For the week ending Friday, 21 December, 2007, crude-oil futures for light sweet crude for February delivery closed at $93.31/barrel (higher by $2.25/barrel or 2.5%) on the New York Mercantile Exchange. Futures rose as high as $93.84 earlier in the day. Prices are 53% higher than the year before.
Prices slipped earlier in the week as Turkish troops began to withdraw from Iraq. Price also fell on speculation that warmer weather in the eastern U.S. will curb fuel use.
Then prices once again firmed up as Energy Department reported more than expected slump in crude inventories for the week ended 14 December. The drop took the inventory level to lowest level in almost three years.

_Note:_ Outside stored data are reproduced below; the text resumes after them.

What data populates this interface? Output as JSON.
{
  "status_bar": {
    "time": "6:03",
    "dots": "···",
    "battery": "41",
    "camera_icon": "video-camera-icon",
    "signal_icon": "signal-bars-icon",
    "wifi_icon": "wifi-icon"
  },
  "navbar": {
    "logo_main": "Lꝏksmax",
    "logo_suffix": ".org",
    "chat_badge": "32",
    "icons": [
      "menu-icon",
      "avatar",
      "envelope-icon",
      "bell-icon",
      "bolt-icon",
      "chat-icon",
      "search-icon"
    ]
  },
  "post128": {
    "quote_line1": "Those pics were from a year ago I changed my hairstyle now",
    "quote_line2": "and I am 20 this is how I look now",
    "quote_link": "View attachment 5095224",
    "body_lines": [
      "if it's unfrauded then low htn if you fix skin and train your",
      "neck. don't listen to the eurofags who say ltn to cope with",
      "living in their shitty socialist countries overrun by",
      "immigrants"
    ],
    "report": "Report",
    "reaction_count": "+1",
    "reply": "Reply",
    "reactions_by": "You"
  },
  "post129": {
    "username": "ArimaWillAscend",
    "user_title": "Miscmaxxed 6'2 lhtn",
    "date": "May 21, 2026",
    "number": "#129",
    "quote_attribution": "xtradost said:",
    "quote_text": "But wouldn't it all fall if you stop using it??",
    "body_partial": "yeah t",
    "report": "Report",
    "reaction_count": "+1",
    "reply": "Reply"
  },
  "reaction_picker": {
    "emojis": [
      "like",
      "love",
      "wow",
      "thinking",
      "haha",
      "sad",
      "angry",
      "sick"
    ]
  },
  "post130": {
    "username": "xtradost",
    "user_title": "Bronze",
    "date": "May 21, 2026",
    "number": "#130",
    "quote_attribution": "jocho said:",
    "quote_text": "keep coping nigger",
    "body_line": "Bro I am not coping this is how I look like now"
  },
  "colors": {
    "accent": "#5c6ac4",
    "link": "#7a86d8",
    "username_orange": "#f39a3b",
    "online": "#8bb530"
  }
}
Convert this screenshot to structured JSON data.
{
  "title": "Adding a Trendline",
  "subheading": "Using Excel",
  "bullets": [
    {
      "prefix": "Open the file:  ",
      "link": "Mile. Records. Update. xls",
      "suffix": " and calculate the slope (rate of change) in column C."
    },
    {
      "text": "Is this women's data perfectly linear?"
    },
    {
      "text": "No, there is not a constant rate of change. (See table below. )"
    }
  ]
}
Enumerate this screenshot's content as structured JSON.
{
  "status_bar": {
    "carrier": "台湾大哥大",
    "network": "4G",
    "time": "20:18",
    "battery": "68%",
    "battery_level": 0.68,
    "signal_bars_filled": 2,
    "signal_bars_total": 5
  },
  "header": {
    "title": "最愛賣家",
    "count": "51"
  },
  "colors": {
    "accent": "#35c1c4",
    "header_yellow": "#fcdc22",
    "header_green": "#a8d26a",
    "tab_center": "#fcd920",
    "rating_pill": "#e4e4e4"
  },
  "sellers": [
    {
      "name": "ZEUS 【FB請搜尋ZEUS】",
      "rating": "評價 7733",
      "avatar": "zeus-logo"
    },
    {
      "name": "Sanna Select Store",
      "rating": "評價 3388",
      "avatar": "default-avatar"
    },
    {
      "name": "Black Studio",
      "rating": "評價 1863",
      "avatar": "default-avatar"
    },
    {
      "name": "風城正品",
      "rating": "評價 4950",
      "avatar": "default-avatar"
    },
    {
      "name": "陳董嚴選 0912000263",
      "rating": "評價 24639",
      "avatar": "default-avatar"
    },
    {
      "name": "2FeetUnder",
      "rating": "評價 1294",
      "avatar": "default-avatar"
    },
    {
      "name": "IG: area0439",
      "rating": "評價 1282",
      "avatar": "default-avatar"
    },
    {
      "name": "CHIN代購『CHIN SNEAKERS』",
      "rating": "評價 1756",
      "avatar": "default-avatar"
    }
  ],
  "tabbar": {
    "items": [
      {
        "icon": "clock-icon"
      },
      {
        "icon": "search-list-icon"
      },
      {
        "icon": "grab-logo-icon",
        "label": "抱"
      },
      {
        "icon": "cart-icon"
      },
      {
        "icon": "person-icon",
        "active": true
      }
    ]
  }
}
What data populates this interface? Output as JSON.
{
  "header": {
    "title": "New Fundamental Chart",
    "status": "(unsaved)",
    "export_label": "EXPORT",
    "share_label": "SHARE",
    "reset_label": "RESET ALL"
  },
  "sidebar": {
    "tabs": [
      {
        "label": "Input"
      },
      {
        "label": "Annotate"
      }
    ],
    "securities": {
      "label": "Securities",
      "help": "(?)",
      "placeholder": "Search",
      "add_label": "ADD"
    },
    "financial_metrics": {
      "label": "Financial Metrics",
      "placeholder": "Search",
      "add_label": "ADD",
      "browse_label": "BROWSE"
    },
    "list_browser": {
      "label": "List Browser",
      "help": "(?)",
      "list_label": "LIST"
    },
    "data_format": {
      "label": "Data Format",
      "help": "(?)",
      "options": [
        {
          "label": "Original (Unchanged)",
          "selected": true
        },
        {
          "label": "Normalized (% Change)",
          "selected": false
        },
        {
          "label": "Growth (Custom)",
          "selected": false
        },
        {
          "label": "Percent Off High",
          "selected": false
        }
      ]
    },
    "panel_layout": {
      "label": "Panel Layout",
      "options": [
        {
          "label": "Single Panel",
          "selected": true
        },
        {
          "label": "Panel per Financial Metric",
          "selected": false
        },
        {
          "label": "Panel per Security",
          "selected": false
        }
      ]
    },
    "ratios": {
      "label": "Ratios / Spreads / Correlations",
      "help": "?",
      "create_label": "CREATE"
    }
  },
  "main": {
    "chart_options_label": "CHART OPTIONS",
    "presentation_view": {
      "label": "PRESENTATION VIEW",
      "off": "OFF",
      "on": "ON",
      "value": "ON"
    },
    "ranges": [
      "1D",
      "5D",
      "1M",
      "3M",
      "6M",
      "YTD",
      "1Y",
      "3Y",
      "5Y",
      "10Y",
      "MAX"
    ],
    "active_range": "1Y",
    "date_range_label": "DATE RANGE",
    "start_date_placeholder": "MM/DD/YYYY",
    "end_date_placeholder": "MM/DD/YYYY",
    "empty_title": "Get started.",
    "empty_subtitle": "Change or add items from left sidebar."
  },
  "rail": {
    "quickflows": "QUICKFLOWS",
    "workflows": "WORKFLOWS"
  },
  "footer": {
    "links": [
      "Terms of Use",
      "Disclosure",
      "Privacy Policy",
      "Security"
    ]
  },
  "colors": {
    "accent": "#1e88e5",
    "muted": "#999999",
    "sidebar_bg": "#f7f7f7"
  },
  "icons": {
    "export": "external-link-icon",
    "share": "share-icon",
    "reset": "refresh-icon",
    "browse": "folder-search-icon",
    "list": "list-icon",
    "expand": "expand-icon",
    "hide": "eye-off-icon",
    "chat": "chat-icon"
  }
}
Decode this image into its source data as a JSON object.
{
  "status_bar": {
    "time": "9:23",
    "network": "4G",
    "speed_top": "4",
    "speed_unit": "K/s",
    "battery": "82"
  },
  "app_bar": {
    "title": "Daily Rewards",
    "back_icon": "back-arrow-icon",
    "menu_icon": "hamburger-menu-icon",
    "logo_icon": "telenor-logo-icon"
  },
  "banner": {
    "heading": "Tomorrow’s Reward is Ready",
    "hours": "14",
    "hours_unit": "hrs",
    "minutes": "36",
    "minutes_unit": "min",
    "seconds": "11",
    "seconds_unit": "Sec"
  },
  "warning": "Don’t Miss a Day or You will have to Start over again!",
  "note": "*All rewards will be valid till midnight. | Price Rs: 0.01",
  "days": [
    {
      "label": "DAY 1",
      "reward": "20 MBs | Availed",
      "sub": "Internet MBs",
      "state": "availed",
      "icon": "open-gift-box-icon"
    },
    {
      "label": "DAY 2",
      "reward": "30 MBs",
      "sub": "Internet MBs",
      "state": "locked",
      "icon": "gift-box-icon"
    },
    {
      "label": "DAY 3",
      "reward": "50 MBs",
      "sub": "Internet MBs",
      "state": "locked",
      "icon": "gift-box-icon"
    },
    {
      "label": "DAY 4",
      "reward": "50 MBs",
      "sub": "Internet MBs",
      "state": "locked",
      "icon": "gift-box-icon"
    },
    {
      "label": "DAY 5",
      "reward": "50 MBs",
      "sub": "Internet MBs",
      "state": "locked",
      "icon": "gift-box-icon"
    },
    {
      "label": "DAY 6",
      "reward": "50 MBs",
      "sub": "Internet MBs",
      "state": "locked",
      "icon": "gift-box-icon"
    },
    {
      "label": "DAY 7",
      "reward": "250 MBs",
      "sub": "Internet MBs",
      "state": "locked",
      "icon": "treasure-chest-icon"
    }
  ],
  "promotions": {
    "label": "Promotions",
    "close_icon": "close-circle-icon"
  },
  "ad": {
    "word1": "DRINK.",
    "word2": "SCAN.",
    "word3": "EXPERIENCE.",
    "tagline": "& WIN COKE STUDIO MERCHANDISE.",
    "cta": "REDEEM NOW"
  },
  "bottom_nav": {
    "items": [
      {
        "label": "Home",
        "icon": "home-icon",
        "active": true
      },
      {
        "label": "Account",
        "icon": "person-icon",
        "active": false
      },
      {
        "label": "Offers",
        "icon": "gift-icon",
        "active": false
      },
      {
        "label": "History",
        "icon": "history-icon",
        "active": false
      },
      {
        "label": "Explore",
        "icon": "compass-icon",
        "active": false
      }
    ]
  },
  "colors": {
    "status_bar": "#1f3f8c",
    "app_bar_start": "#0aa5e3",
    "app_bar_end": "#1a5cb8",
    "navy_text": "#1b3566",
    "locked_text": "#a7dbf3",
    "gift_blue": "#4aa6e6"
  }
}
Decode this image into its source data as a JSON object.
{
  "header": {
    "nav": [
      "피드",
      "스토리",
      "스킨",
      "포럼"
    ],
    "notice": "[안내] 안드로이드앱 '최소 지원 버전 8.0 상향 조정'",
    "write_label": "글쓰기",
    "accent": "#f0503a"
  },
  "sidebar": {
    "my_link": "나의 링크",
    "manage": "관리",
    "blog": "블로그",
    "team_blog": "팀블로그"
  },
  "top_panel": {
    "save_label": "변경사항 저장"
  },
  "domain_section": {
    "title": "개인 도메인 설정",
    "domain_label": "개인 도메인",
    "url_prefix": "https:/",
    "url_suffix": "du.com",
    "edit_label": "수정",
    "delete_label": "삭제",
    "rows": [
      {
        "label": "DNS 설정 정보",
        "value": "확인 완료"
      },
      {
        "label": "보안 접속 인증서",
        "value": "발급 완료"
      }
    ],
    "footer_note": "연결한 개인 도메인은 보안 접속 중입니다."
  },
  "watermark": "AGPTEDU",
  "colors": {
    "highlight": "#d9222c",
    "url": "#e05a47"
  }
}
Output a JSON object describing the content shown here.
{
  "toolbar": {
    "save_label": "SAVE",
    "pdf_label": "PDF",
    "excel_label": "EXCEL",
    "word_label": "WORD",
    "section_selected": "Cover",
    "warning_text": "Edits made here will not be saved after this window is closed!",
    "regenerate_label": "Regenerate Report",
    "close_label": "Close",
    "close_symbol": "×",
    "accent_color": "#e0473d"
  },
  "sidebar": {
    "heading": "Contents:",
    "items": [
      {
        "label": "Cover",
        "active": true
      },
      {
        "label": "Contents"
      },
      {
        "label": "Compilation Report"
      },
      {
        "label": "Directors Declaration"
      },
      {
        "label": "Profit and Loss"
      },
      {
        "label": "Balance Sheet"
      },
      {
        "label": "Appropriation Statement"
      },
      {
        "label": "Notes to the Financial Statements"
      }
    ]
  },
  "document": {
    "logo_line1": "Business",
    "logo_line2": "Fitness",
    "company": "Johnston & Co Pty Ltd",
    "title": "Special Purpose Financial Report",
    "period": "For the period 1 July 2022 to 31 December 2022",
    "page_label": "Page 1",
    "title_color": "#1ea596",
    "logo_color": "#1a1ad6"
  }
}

As per the weekly inventory report by the Energy Department on Wednesday, 19 December, U.S. crude inventories fell by 7.6 million barrels to 296.9 million barrels in the week ending 14 December, the lowest since February 2005. That was the fifth straight week of drop. U.S. refineries operated at 87.8% of their operable capacity last week, down 1% from the previous week's 88.8%.
As per EIA, at 296.9 million barrels, U.S. crude inventories were in the lower half of the average range for this time of year and at lowest level since February, 2005. U.S. crude-oil imports averaged 9.1 million barrels per day last week, down 952,000 barrels per day from the previous week.